Noi premi Nobel
In queste ore, ad Oslo, si sta assegnando il premio Nobel per la pace all’Europa.
Quindi anche a me. L’Europa siamo tutti noi, io, tu, voi, che crediamo nella pace, prima di tutti coloro che alla pace credono veramente ed agiscono per perseguirla. Coloro che culturalmente, come noi, come tanti amici di Upper, come tanti amici che ci hanno lasciato (mi viene in mente Franco Chiari, sulla sua lapide al cimitero la scritta “uomo di pace”), o Don Giuseppe che in chiesa richiama sempre il nostro dovere alla pace. Coloro che in ogni crisi internazionale si sono schierati per la pace, hanno manifestato, marciato, scritto, comunicato la nostra volontà di pace.

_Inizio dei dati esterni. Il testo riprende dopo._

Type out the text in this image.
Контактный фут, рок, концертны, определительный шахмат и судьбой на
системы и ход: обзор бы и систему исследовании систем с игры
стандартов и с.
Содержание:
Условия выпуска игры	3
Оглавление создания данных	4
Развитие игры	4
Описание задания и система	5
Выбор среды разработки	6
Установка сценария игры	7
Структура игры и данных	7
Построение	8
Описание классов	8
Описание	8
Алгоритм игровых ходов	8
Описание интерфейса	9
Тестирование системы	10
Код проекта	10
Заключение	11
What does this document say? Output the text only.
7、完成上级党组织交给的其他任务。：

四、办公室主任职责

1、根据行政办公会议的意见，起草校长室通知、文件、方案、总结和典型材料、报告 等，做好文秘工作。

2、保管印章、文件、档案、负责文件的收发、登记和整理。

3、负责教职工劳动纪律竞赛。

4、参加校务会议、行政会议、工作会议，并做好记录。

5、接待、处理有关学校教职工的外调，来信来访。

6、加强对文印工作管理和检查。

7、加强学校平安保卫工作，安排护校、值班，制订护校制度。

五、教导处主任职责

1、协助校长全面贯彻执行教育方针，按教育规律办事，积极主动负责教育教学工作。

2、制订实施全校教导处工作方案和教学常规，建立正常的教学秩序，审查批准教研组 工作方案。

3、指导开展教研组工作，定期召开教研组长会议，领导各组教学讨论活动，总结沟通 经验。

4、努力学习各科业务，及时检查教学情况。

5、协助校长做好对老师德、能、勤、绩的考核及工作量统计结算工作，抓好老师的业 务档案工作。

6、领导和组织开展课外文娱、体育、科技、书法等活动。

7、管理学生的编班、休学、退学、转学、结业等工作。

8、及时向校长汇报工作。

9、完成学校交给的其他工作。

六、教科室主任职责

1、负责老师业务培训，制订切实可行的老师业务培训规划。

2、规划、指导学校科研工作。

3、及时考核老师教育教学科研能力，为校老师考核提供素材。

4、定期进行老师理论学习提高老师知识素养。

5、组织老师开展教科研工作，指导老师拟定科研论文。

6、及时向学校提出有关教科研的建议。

Non tutti gli europei si meritano questo premio. E’ vero che conosciamo in Europa un periodo di pace lungo, ma è anche vero che poco più di venti anni fa, nella ex Jugoslavia, ci si scannava per motivi etnici e noi si andava a bombardare Belgrado.
E l’anno scorso (non un secolo fa) abbiamo fatto lo stesso in Libia.
Le cosiddette missioni di pace in giro per il mondo vengono smentite ogni volta che qualche giovane italiano cade in Afghanistan o, dieci anni fa, a Nassiria.
Merita il premio Nobel chi ha fatto una politica di respingimenti di chi scappa da territori devastati dalle guerre (fatte anche con le nostre armi)?
Idealmente, io, noi, voi, ritiriamo oggi il premio ad Oslo (si sta citando l’allegoria del buon governo dipinto da Ambrogio Lorenzetti, quindi noi Italiani siamo culturalmente per la pace), ma non può farlo chi è contro l’Europa, ma che poi va a firmare contratti capestro rinnegando di averlo fatto (Berlusconi, Lega, Tremonti). Non può farlo chi vede in un immigrato un nemico.
Ed vorremmo che a ritirarlo, anziché i tre rappresentanti maschi (al vertice delle Istituzioni europee), ci fosse stata anche una o più donne, che sono, loro sì, donne di pace.